Ferber continuously assured her worried husband and other family members she was safe, but conceded, "I'm not quite sure they believed me." The U.S. Embassy warned her to avoid demonstration sites, always carry ID and keep a low profile. As a tall, fair-haired "gringa," the latter proved most difficult. On Oct. 25 Ferber watched as 1.5 million converged on the city center. While largely a peaceful protest it was obvious "the city was still under siege."
"I had graduated from my Spanish program," Ferber said, but "travel to the airport was questionable."
Three weeks into her stay Ferber took a shopping trip and encountered more protestors, police and tear gas and a State Department alert saying demonstrators were headed toward the U.S. Embassy. Ferber called local friends; they advised her to "get out if you can."

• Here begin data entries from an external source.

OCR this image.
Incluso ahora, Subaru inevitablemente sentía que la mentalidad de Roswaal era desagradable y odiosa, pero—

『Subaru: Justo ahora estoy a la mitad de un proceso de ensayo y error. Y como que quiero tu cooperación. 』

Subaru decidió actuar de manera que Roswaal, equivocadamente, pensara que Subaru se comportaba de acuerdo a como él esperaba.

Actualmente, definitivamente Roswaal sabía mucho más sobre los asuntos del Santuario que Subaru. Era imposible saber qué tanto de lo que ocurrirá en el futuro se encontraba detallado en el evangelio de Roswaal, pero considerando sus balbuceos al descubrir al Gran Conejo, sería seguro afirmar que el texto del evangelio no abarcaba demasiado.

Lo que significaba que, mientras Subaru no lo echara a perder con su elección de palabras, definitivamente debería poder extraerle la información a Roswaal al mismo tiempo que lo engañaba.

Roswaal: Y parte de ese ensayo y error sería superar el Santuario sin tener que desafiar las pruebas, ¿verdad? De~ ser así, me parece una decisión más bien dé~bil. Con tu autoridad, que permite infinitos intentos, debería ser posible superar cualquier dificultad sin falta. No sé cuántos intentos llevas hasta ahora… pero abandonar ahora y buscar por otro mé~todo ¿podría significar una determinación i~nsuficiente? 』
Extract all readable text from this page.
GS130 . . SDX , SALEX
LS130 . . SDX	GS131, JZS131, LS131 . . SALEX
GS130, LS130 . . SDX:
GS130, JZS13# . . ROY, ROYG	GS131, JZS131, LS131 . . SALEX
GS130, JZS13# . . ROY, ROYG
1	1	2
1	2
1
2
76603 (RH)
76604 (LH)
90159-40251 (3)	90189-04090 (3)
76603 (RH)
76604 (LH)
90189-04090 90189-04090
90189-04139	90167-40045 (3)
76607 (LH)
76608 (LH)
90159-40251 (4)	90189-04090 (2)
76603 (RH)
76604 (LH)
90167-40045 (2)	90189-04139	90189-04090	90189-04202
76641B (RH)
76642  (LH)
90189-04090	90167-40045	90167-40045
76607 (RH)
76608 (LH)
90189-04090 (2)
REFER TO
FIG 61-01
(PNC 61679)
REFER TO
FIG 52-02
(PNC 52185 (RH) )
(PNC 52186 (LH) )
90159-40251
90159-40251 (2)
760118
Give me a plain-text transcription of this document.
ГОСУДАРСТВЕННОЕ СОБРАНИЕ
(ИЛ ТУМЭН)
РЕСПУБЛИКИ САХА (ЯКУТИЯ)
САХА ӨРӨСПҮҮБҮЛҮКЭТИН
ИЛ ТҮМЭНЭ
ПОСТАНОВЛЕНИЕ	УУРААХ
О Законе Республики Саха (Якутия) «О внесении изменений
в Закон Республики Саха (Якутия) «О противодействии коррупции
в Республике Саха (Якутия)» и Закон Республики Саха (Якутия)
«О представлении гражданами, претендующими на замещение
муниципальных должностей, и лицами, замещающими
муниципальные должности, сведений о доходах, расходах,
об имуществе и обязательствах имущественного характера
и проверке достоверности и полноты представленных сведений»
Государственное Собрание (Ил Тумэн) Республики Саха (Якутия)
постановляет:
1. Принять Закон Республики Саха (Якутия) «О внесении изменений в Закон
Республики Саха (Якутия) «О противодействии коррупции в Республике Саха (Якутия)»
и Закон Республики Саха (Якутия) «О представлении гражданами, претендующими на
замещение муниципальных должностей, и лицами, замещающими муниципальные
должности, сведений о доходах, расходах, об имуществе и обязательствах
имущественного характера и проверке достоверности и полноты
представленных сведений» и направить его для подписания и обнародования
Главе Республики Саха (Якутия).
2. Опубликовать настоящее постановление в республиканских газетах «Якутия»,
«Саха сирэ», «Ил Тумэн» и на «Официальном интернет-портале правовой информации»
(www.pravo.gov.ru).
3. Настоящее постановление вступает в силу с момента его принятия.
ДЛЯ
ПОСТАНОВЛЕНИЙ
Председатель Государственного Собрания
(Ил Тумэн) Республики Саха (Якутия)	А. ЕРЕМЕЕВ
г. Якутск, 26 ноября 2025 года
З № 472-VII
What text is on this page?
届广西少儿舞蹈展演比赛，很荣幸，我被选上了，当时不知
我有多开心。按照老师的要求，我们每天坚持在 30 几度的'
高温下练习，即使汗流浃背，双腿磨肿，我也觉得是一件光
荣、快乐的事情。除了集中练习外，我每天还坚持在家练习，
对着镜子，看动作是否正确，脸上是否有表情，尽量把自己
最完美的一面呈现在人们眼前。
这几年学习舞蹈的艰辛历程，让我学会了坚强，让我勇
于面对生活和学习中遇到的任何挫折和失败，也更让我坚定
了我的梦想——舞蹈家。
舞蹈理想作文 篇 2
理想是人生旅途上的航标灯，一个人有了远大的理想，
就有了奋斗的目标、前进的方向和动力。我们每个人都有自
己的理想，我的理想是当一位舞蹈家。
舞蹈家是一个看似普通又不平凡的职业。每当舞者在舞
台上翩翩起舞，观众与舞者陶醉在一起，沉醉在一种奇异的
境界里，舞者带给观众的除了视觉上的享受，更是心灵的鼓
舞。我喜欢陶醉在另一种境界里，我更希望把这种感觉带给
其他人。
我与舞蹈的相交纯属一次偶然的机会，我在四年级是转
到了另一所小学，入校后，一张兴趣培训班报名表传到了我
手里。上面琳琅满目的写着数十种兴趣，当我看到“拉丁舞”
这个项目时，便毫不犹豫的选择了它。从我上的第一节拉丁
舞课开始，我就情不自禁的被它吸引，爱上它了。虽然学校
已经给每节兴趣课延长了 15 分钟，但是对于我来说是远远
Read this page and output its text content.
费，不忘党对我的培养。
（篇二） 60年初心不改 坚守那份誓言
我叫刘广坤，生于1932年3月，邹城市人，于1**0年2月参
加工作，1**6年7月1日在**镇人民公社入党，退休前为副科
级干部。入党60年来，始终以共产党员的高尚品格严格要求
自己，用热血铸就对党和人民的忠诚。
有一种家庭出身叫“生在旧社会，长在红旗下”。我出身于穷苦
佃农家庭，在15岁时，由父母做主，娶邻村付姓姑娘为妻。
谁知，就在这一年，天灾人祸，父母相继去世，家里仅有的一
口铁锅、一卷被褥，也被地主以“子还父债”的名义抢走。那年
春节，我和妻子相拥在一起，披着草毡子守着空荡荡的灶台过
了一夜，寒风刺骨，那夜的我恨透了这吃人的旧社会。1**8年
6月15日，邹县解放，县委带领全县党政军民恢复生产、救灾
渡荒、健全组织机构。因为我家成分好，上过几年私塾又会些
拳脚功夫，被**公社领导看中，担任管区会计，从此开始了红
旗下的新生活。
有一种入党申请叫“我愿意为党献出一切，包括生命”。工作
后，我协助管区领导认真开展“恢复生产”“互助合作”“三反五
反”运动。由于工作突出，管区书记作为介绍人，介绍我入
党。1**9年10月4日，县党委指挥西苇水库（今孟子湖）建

"I called the airline . packed in 15 minutes and somehow found a cab driver willing to drive to the airport," she said. Gone was the Chilean custom of lingering goodbyes with hugs and kisses. After boarding the jet, she was offered a glass of wine. "I took it gladly, then burst into tears.
"I had come to study Spanish and enjoy a wedding," she said. "I left, more `world citizen' than gringa."

Kathy Ferber, left, with Profesora Lidia and her class at Escuela Bella Vista ... before the demonstrations began.
A little escape from all the protests in the beautiful Colchagua Valley for some wine tasting.